You know, when you're sitting in the middle of an LA highway, two miles away from your destination, and your truck decides to stop working, you have time to think about life.
Granted the thoughts are more like flashes, and not totally coherent, but regardless, they show up.
When the 5-month old baby you're taking care of won't stop crying because she knows you're not her mom—you're not her home—the thoughts come.
They come when you're visiting your uncle who's battling colon cancer, they come when you're finally sitting in church again, and they come in the quietness of the morning.
My first two weeks in Pasadena have been accompanied by these thoughts, and it's been a really beautiful thing. I'm seeing fragility and dependence all around me and I'm remembering how blessed life is.
I finished reading Life of the Beloved by Henri Nouwen last week, and aside from its straightforward writing and authentic voice, I am most aware of its timing and its ability to piece together my fragmented thoughts.

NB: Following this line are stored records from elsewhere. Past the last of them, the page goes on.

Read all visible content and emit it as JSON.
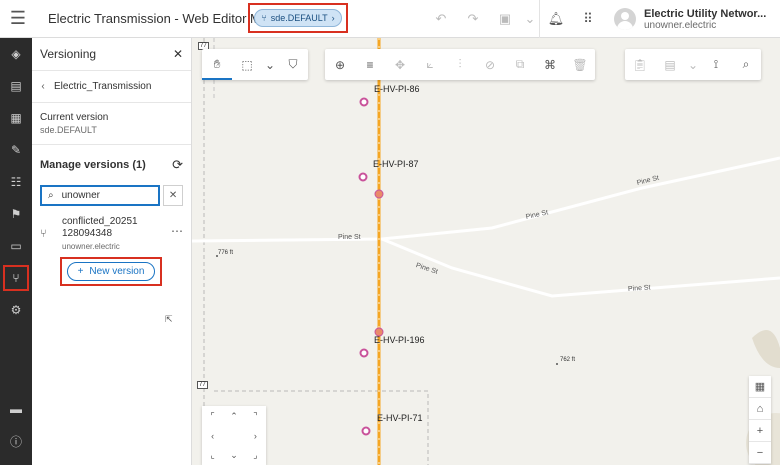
{
  "header": {
    "title": "Electric Transmission - Web Editor Map",
    "version_chip": "sde.DEFAULT",
    "user_title": "Electric Utility Networ...",
    "user_name": "unowner.electric"
  },
  "panel": {
    "title": "Versioning",
    "breadcrumb": "Electric_Transmission",
    "current_version_label": "Current version",
    "current_version_value": "sde.DEFAULT",
    "manage_label": "Manage versions (1)",
    "search_value": "unowner",
    "versions": [
      {
        "name_line1": "conflicted_20251",
        "name_line2": "128094348",
        "owner": "unowner.electric"
      }
    ],
    "new_version_label": "New version"
  },
  "map": {
    "poles": [
      "E-HV-PI-86",
      "E-HV-PI-87",
      "E-HV-PI-196",
      "E-HV-PI-71"
    ],
    "roads": [
      "Pine St",
      "Pine St",
      "Pine St",
      "Pine St",
      "Pine St"
    ],
    "elevations": [
      "776 ft",
      "762 ft"
    ],
    "route_shields": [
      "77",
      "77"
    ]
  },
  "colors": {
    "accent": "#1a74c4",
    "highlight_box": "#d83020",
    "powerline": "#f5a623",
    "pole_marker": "#c9529a",
    "rail_bg": "#2b2b2b"
  }
}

It's harder to listen to the voice that calls us chosen, harder to claim blessings amidst ordinary days, and harder to face brokenness when all we want to do is package it neatly and send it away. But the easy way doesn't affirm our Belovedness, doesn't push us to see life, doesn't encourage us to claim brokenness so it can be redeemed.
I could go on and on about how "the great spiritual battle begins—and never ends—with the reclaiming of our chosenness," but really you should just read the book. It's a super quick read that is simply and perfectly profound. I love how God sobers us into dependence, and how He surrounds us with tangible situations where dependence lends itself to something beautiful.